The 80/20 Rule: For a SaaS platform, semantic caching can reduce LLM bills by 30-50% with zero impact on quality. It is the highest ROI feature you can build in MLOps.
Handling "Freshness": If your underlying documents update (e.g., the policy changes), the cache is now lying.
Strategy: You must implement Cache Invalidation. When Document_X is updated, find all cached vectors associated with Document_X and purge them. This requires tagging cache entries with source DocIDs.

8. Common Pitfalls & Misconceptions

Global Caching: "Let's just cache everything globally to save money." This is a security disaster waiting to happen.
Threshold Tuning: Setting the threshold too low (0.80) results in users getting answers to questions they didn't ask.
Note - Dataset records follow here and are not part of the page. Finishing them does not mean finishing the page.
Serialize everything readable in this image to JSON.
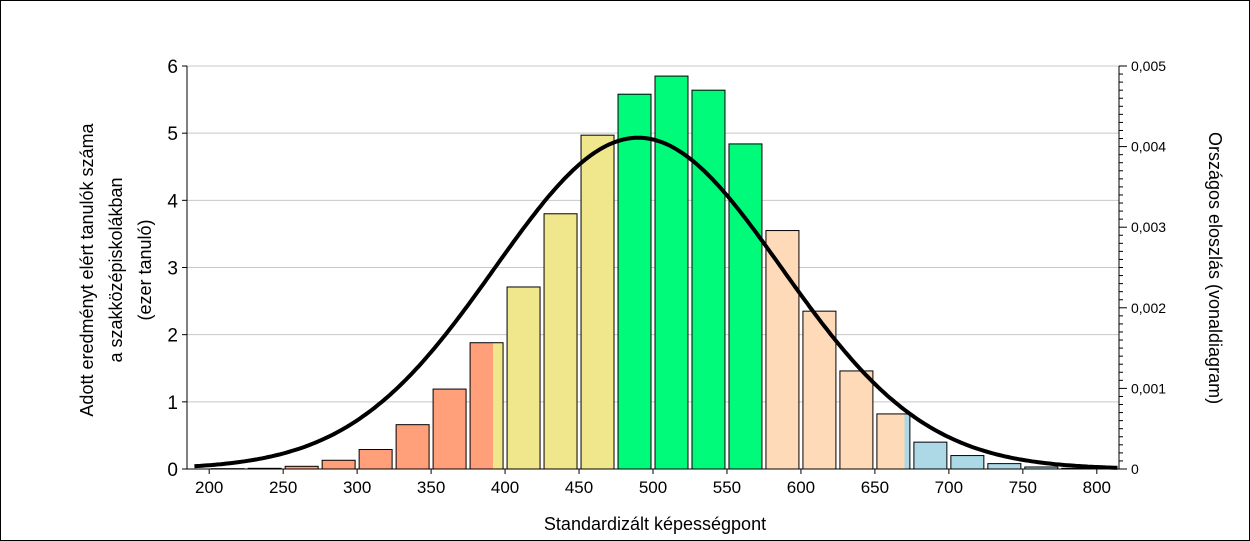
{
  "chart_data": {
    "type": "bar",
    "xlabel": "Standardizált képességpont",
    "ylabel_lines": [
      "Adott eredményt elért tanulók száma",
      "a szakközépiskolákban",
      "(ezer tanuló)"
    ],
    "y2label": "Országos eloszlás (vonaldiagram)",
    "xlim": [
      185,
      815
    ],
    "ylim": [
      0,
      6
    ],
    "y2lim": [
      0,
      0.005
    ],
    "x_ticks": [
      {
        "value": 200,
        "label": "200"
      },
      {
        "value": 250,
        "label": "250"
      },
      {
        "value": 300,
        "label": "300"
      },
      {
        "value": 350,
        "label": "350"
      },
      {
        "value": 400,
        "label": "400"
      },
      {
        "value": 450,
        "label": "450"
      },
      {
        "value": 500,
        "label": "500"
      },
      {
        "value": 550,
        "label": "550"
      },
      {
        "value": 600,
        "label": "600"
      },
      {
        "value": 650,
        "label": "650"
      },
      {
        "value": 700,
        "label": "700"
      },
      {
        "value": 750,
        "label": "750"
      },
      {
        "value": 800,
        "label": "800"
      }
    ],
    "y_ticks": [
      {
        "value": 0,
        "label": "0"
      },
      {
        "value": 1,
        "label": "1"
      },
      {
        "value": 2,
        "label": "2"
      },
      {
        "value": 3,
        "label": "3"
      },
      {
        "value": 4,
        "label": "4"
      },
      {
        "value": 5,
        "label": "5"
      },
      {
        "value": 6,
        "label": "6"
      }
    ],
    "y2_ticks": [
      {
        "value": 0,
        "label": "0"
      },
      {
        "value": 0.001,
        "label": "0,001"
      },
      {
        "value": 0.002,
        "label": "0,002"
      },
      {
        "value": 0.003,
        "label": "0,003"
      },
      {
        "value": 0.004,
        "label": "0,004"
      },
      {
        "value": 0.005,
        "label": "0,005"
      }
    ],
    "grid": true,
    "bin_width": 25,
    "bars": [
      {
        "x": 212.5,
        "value": 0.005,
        "color": "#FFA07A"
      },
      {
        "x": 237.5,
        "value": 0.01,
        "color": "#FFA07A"
      },
      {
        "x": 262.5,
        "value": 0.04,
        "color": "#FFA07A"
      },
      {
        "x": 287.5,
        "value": 0.13,
        "color": "#FFA07A"
      },
      {
        "x": 312.5,
        "value": 0.29,
        "color": "#FFA07A"
      },
      {
        "x": 337.5,
        "value": 0.66,
        "color": "#FFA07A"
      },
      {
        "x": 362.5,
        "value": 1.19,
        "color": "#FFA07A"
      },
      {
        "x": 387.5,
        "value": 1.88,
        "color": "#F0E68C",
        "split_color": "#FFA07A",
        "split_at": 392
      },
      {
        "x": 412.5,
        "value": 2.71,
        "color": "#F0E68C"
      },
      {
        "x": 437.5,
        "value": 3.8,
        "color": "#F0E68C"
      },
      {
        "x": 462.5,
        "value": 4.97,
        "color": "#F0E68C"
      },
      {
        "x": 487.5,
        "value": 5.58,
        "color": "#00FA7A"
      },
      {
        "x": 512.5,
        "value": 5.85,
        "color": "#00FA7A"
      },
      {
        "x": 537.5,
        "value": 5.64,
        "color": "#00FA7A"
      },
      {
        "x": 562.5,
        "value": 4.84,
        "color": "#00FA7A"
      },
      {
        "x": 587.5,
        "value": 3.55,
        "color": "#FFDAB9"
      },
      {
        "x": 612.5,
        "value": 2.35,
        "color": "#FFDAB9"
      },
      {
        "x": 637.5,
        "value": 1.46,
        "color": "#FFDAB9"
      },
      {
        "x": 662.5,
        "value": 0.82,
        "color": "#FFDAB9",
        "split_color": "#ADD8E6",
        "split_at": 670,
        "split_side": "right"
      },
      {
        "x": 687.5,
        "value": 0.4,
        "color": "#ADD8E6"
      },
      {
        "x": 712.5,
        "value": 0.2,
        "color": "#ADD8E6"
      },
      {
        "x": 737.5,
        "value": 0.08,
        "color": "#ADD8E6"
      },
      {
        "x": 762.5,
        "value": 0.03,
        "color": "#ADD8E6"
      },
      {
        "x": 787.5,
        "value": 0.01,
        "color": "#ADD8E6"
      }
    ],
    "curve": {
      "type": "normal",
      "mean": 490,
      "sd": 97,
      "peak_y2": 0.00411,
      "x_range": [
        190,
        815
      ]
    }
  }
}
This is confusing and erodes trust. Better to miss the cache than serve a false positive.
Caching Short Queries: Short queries (e.g., "Hi") have low semantic density and can match random things. Often, it's better to use exact string matching for very short queries and semantic matching for long ones.

9. Prerequisites & Next Steps

Prerequisite: A vector database (Redis Stack, Qdrant, or pgvector).
Next Step: We have secured the cost, but we need visibility into the execution. Day 36 covers "Observability for Chains"—using Distributed Tracing to debug black-box AI logic.

Coming Up Next

Day 36: Observability for Chains (Tracing) - implementing OpenTelemetry and Distributed Tracing to move beyond logging and visualize the exact execution path of LLM chains.

10. Further Reading & Resources

Tool: GPTCache (Open source semantic cache library).
Architecture: Redis Vector Search for Semantic Caching.
Concept: Locality-Sensitive Hashing (LSH) for faster approximate matching.